Turning Vision into Action....at least hypothetically

Strike up the music of the band
We're blazing a trail for the promised land
Heaven on earth is within you.


Through the writing of stories, poetry, essays, and a novel, I’ve creatively contended with the consumer culture and the problem of the ideal in the modern era. This preoccupation in time would lead to a vision of cultural transformation and where I believe our democratic society needs to go to truly progress beyond the modern era. Conceding my limited credibility, this blog provides a synthesis of recognized visionaries, poets, and writers with the objective of making a credible argument.
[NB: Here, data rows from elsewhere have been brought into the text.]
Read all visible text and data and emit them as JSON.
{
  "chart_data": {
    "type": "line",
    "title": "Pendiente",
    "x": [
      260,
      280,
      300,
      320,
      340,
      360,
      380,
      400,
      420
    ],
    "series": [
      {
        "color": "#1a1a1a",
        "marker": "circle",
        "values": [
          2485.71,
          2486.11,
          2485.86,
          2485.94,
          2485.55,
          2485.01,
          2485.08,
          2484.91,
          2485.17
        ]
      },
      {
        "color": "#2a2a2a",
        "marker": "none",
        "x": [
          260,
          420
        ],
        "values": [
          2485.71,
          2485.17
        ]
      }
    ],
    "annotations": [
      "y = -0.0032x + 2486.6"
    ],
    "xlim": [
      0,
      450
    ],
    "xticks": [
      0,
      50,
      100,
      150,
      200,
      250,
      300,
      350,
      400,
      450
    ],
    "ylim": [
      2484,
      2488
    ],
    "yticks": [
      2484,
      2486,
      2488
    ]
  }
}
Ultimately, it is a certain feeling the project strives to inspire and sustain on a certain level, making more vital use of poetry and the arts; consequently whether one agrees or not is less important than whether one senses it and feels it over time.

Saturday, June 5, 2010

The Problem of Poetry Setting Itself Apart from the Average Citizen

Getting back on the Whitman Trail, we move into the strange reactions from later poets of high modernism. The American poet Ezra Pound, who became enamored by the Symbolists and other influences beyond American poetry, seems to return to his homeland like a quarrelsome prodigal son to settle a kind of family argument, as reflected by his poem “A Pact”:

I make a pact with you, Walt Whitman –
I have detested you long enough.
I come to you as a grown child
Who has had a pig-headed father;
I am old enough now to make friends.
It was you that broke the new wood,
Now is a time for carving.
We have one sap and one root –
Let there be commerce between us.

While it's generally accepted Whitman was a groundbreaking poet, Pound can't say that. He has to say "broke the new wood" instead of the commonly used term "broke new ground". As noted in the earlier blog on May 19th, Pound gave us the dictum to “make it new”, and poets and students of poetry to this day are attempting to enliven the language of their poetry by steering clear of clichés, abstractions, and other writing heresies of the writing cult of poetry as Art with a capital ‘A’. Yet paradoxically, by attempting to enliven the language of poetry, poets must wonder why the art form has become dead to the average citizen. By steering clear of commonly used phrases, poetry can also set itself apart from the common man and woman. This runs counter to the Whitman concept of merging.